Leetcode #2143: Choose Numbers From Two Arrays in Range
In this guide, we solve Leetcode #2143 Choose Numbers From Two Arrays in Range in Python and focus on the core idea that makes the solution efficient.
You will see the intuition, the step-by-step method, and a clean Python implementation you can use in interviews.
Problem Statement
You are given two 0-indexed integer arrays nums1 and nums2 of length n. A range [l, r] (inclusive) where 0 <= l <= r < n is balanced if: For every i in the range [l, r], you pick either nums1[i] or nums2[i].
Quick Facts
- Difficulty: Hard
- Premium: Yes
- Tags: Array, Dynamic Programming
Intuition
The problem breaks into overlapping subproblems, so caching results prevents exponential repetition.
A carefully chosen DP state captures exactly what we need to build the final answer.
Approach
Define the DP state and recurrence, then compute states in the correct order.
Optionally compress space once the recurrence is clear.
Steps:
- Choose a DP state definition.
- Write the recurrence and base cases.
- Compute states in the correct order.
Example
Input: nums1 = [1,2,5], nums2 = [2,6,3]
Output: 3
Explanation: The balanced ranges are:
- [0, 1] where we choose nums2[0], and nums1[1].
The sum of the numbers chosen from nums1 equals the sum of the numbers chosen from nums2: 2 = 2.
- [0, 2] where we choose nums1[0], nums2[1], and nums1[2].
The sum of the numbers chosen from nums1 equals the sum of the numbers chosen from nums2: 1 + 5 = 6.

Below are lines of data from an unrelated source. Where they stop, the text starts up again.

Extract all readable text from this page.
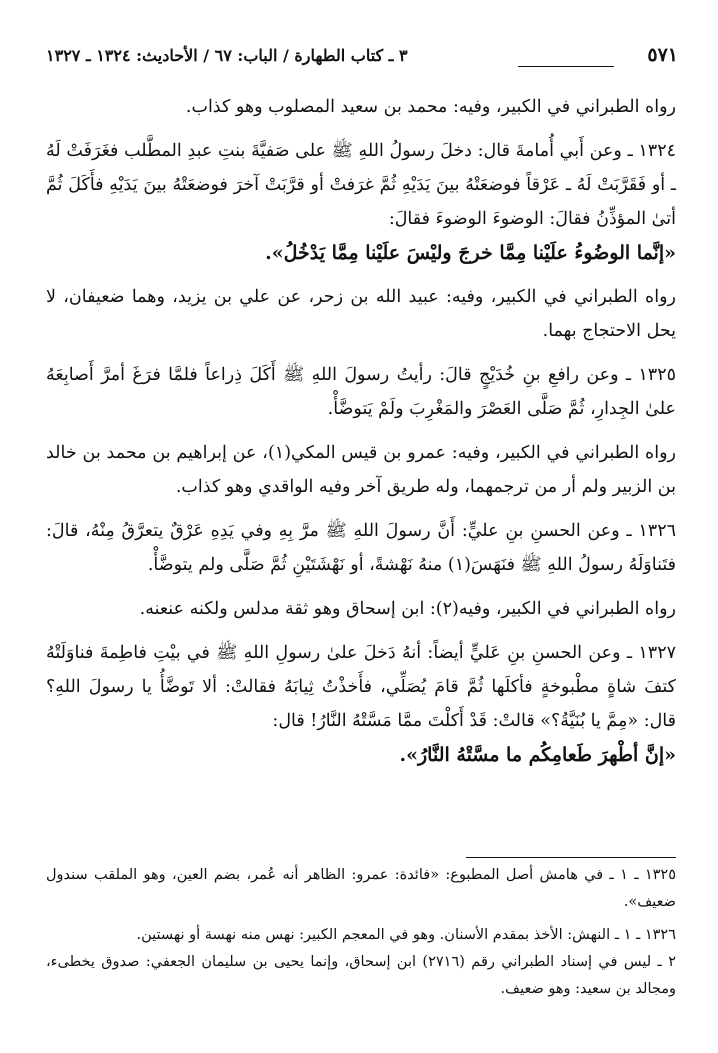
٥٧١
٣ ـ كتاب الطهارة / الباب: ٦٧ / الأحاديث: ١٣٢٤ ـ ١٣٢٧

رواه الطبراني في الكبير، وفيه: محمد بن سعيد المصلوب وهو كذاب.

١٣٢٤ ـ وعن أَبي أُمامةَ قال: دخلَ رسولُ اللهِ ﷺ على صَفيَّةَ بنتِ عبدِ المطَّلب فغَرَفَتْ لَهُ ـ أو فَقَرَّبَتْ لَهُ ـ عَرْقاً فوضعَتْهُ بينَ يَدَيْهِ ثُمَّ غرَفتْ أو قرَّبَتْ آخرَ فوضعَتْهُ بينَ يَدَيْهِ فأَكَلَ ثُمَّ أتىٰ المؤذِّنُ فقالَ: الوضوءَ الوضوءَ فقالَ:

«إنَّما الوضُوءُ علَيْنا مِمَّا خرجَ وليْسَ علَيْنا مِمَّا يَدْخُلُ».

رواه الطبراني في الكبير، وفيه: عبيد الله بن زحر، عن علي بن يزيد، وهما ضعيفان، لا يحل الاحتجاج بهما.

١٣٢٥ ـ وعن رافعِ بنِ خُدَيْجٍ قالَ: رأيتُ رسولَ اللهِ ﷺ أَكَلَ ذِراعاً فلمَّا فرَغَ أمرَّ أَصابِعَهُ علىٰ الجِدارِ، ثُمَّ صَلَّى العَصْرَ والمَغْرِبَ ولَمْ يَتوضَّأْ.

رواه الطبراني في الكبير، وفيه: عمرو بن قيس المكي(١)، عن إبراهيم بن محمد بن خالد بن الزبير ولم أر من ترجمهما، وله طريق آخر وفيه الواقدي وهو كذاب.

١٣٢٦ ـ وعن الحسنِ بنِ عليٍّ: أَنَّ رسولَ اللهِ ﷺ مرَّ بِهِ وفي يَدِهِ عَرْقٌ يتعرَّقُ مِنْهُ، قالَ: فتَناوَلَهُ رسولُ اللهِ ﷺ فنَهَسَ(١) منهُ نَهْشةً، أو نَهْشَتَيْنِ ثُمَّ صَلَّى ولم يتوضَّأْ.

رواه الطبراني في الكبير، وفيه(٢): ابن إسحاق وهو ثقة مدلس ولكنه عنعنه.

١٣٢٧ ـ وعن الحسنِ بنِ عَليٍّ أيضاً: أنهُ دَخلَ علىٰ رسولِ اللهِ ﷺ في بيْتِ فاطِمةَ فناوَلَتْهُ كتفَ شاةٍ مطْبوخةٍ فأكلَها ثُمَّ قامَ يُصَلِّي، فأَخذْتُ ثِيابَهُ فقالتْ: ألا تَوضَّأُ يا رسولَ اللهِ؟ قال: «مِمَّ يا بُنَيَّةُ؟» قالتْ: قَدْ أَكلْتَ ممَّا مَسَّتْهُ النَّارُ! قال:

«إنَّ أطْهرَ طَعامِكُم ما مسَّتْهُ النَّارُ».

١٣٢٥ ـ ١ ـ في هامش أصل المطبوع: «فائدة: عمرو: الظاهر أنه عُمر، بضم العين، وهو الملقب سندول ضعيف».

١٣٢٦ ـ ١ ـ النهش: الأخذ بمقدم الأسنان. وهو في المعجم الكبير: نهس منه نهسة أو نهستين.

٢ ـ ليس في إسناد الطبراني رقم (٢٧١٦) ابن إسحاق، وإنما يحيى بن سليمان الجعفي: صدوق يخطىء، ومجالد بن سعيد: وهو ضعيف.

- [0, 2] where we choose nums1[0], nums1[1], and nums2[2].
The sum of the numbers chosen from nums1 equals the sum of the numbers chosen from nums2: 1 + 2 = 3.
Note that the second and third balanced ranges are different.
In the second balanced range, we choose nums2[1] and in the third balanced range, we choose nums1[1].
Python Solution
class Solution:
def countSubranges(self, nums1: List[int], nums2: List[int]) -> int:
n = len(nums1)
s1, s2 = sum(nums1), sum(nums2)
f = [[0] * (s1 + s2 + 1) for _ in range(n)]
ans = 0
mod = 10**9 + 7
for i, (a, b) in enumerate(zip(nums1, nums2)):
f[i][a + s2] += 1
f[i][-b + s2] += 1
if i:
for j in range(s1 + s2 + 1):
if j >= a:
f[i][j] = (f[i][j] + f[i - 1][j - a]) % mod
if j + b < s1 + s2 + 1:
f[i][j] = (f[i][j] + f[i - 1][j + b]) % mod
ans = (ans + f[i][s2]) % mod
return ans
Complexity
The time complexity is O(n·m) (typical). The space complexity is O(n·m) or optimized.
Edge Cases and Pitfalls
Watch for boundary values, empty inputs, and duplicate values where applicable. If the problem involves ordering or constraints, confirm the invariant is preserved at every step.
Summary
This Python solution focuses on the essential structure of the problem and keeps the implementation interview-friendly while meeting the constraints.